MAHKEMESİ :ASLİYE HUKUKMAHKEMESİ

Taraflar arasındaki tapu iptali ve terkin, elatmanın önlenmesi ile yıkım istemli davalar sonunda Büyükçekmece 1. Asliye Hukuk Mahkemesinden verilen 04.06.2013 tarihli ve 2012/520 Esas, 2013/550 Karar sayılı ilamı yasal süre içerisinde birleştirilen davalarda davalı ... dışındaki tüm taraflarca duruşma istemli temyiz edilmiş olmakla; duruşma günü olarak saptanan 24/05/2022 Salı günü için yapılan tebligat üzerine temyiz eden davalılar ... v.d. vekili Avukat ... ile diğer temyiz eden davacı Hazine vekili Avukat ... geldiler, davetiye tebliğine rağmen diğer temyiz eden davalılar ... v.d. vekili ve diğerleri gelmedi.
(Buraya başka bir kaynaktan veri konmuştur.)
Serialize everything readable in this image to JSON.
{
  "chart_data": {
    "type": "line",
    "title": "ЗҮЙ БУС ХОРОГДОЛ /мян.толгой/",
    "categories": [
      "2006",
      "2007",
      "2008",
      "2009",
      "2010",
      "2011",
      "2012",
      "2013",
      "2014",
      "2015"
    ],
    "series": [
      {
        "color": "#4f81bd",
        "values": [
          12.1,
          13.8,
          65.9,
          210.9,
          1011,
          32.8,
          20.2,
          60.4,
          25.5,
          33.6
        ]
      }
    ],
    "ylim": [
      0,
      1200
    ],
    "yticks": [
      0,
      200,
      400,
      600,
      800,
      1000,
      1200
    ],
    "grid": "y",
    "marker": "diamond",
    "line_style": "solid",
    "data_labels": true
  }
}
Yokluklarında duruşmaya başlandı, süresinde verildiği ve kayıt olunduğu anlaşılan temyiz dilekçesinin kabulüne karar verildikten sonra gelen vekillerin sözlü açıklamaları dinlendi, duruşmanın bittiği bildirildi, iş karara bırakıldı. Dosya incelenerek gereği görüşülüp düşünüldü:

I. DAVA

Asıl ve birleştirilen davalarda davacı Hazine, davalıların kayden malik olduğu kat mülkiyeti kurulu 160 parsel sayılı taşınmazın bir bölümünün kıyı kenar çizgisi içinde kaldığını, Devletin hüküm ve tasarrufu altında kalan yerlerin özel mülkiyete konu olamayacağını ileri sürerek, kıyı kenar çizgisi içinde kalan kısmın tapu kaydının iptali ile terkinine, elatmanın önlenmesi ve muhdesatın yıkımına karar verilmesini istemiştir.

II. CEVAP

Davalı ve birleştirilen davalarda davalılar, davanın reddini savunmuşlardır.

III. MAHKEME KARARI

Mahkemece, hak düşürücü süre nedeniyle davanın reddine karar verilmiştir.

IV. TEMYİZ

1. Temyiz Yoluna Başvuranlar

Yukarıda belirtilen karara karşı süresi içinde asıl ve birleştirilen davalarda davacı Hazine tarafından temyiz isteminde bulunulmuştur.

2. Bozma Kararı

Dairenin 03.10.2011 tarihli ve 2011/8601 Esas, 2011/9744 Karar sayılı kararı ile; “...28.11.1997 tarihli, 5/3 sayılı İçtihadı Birleştirme Kararı da gözetilmek suretiyle iddia ve savunma doğrultusunda taraf delilleri toplanarak ortaya çıkacak sonuca göre 6099 sayılı Yasa'da gözönüne alınmak suretiyle işin esası bakımından bir hüküm kurulması gerektiği” gerekçesiyle kararın bozulmasına karar verilmiştir.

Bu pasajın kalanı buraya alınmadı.